Learning to listen authentically will literally change your life. Here are some of the many benefits of authentic listening:
- You will become more attractive to others and they, in turn, will be attracted to you.
- You will learn much about the human condition.
- You will glean important information about a person that others may miss.
- You will appear thoughtful and intelligent; it’s impossible to showcase your ignorance when your mouth is shut.
- You will be practicing self-control and self-discipline, which are always good things.
- You will substantially improve your relationship with every person in your life, whether business, familial, or friends.
- You will be more confident and have more control of yourself in conflict settings.

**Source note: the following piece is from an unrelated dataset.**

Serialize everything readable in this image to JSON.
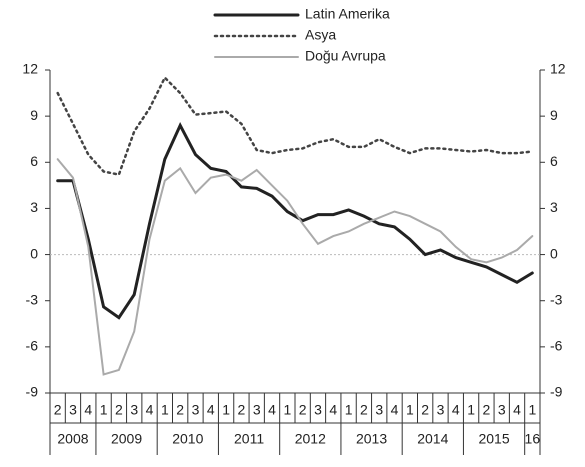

- You will develop greater self-esteem.
How Do You Listen Authentically?
There are specific strategies that are regularly employed in authentic listening. Do not underestimate the simplicity, the significance, and the excellence of these techniques.

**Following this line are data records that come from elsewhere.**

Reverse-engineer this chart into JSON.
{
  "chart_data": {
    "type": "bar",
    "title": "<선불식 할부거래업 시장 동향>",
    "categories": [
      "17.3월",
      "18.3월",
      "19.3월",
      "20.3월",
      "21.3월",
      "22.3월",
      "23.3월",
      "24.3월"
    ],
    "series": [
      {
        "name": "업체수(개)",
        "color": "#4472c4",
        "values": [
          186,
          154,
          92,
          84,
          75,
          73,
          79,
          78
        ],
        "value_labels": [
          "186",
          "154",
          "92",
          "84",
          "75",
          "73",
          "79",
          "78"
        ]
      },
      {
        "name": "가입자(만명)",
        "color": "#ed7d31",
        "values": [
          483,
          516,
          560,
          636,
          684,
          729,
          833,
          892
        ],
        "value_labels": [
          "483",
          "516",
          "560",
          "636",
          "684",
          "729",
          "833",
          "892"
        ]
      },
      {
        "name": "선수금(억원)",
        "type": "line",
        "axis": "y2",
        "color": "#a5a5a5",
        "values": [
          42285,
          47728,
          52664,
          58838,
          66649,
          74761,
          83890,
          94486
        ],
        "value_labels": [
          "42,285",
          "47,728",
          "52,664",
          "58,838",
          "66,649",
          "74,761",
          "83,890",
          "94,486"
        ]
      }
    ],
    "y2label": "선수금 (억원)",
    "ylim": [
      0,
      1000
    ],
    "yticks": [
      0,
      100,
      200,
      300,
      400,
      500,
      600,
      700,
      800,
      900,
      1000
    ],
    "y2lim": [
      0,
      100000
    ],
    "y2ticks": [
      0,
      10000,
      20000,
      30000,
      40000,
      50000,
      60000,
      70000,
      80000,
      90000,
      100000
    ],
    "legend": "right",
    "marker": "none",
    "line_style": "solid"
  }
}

- Close your mouth. Authentic listening and talking are mutually exclusive.
- Don’t predict or judge the outcome or argue with the speaker mentally. Get out of your head and get into theirs. If you’re already planning out what you’re going to say to them once they’ve finished, you aren’t listening authentically.
- Watch your body language. Does your posture indicate you’re interested in the speaker? Are you maintaining eye contact with them? Are you nodding when appropriate, smiling or otherwise physically communicating your attention to what they are saying?
- Ask questions when you do not understand something or need clarification. The last thing you want to do is end up in a Serbian Bog.
- Put on their shoes (figuratively, of course). Put yourself in the other person’s place mentally so that you can better relate to their point(s) of view.
- Control your emotions. Better yet, leave them behind. Your worries, fears, problems, and emotions prevent you from listening authentically.
- Listen to what is not being said. When you are listening authentically, you have the wonderful opportunity to “fill in the blanks” in the speaker’s communication. Often times, what is not stated by the speaker is more important than what has been said.
- Listen to how something is said. Inflection, intonation, and strength of the speaker’s voice may tell you more about the speaker’s personality and values than mere words.
- React to the ideas the speaker is stating, not to the person specifically. This technique is especially helpful when you don’t particularly like the speaker. Remember, you don’t have to like someone to learn from them but you cannot learn from them without listening to them authentically.
- Be consistent. Practice these techniques in every communication. Ask the speaker if they felt that you had “heard” was the point they were trying to communicate.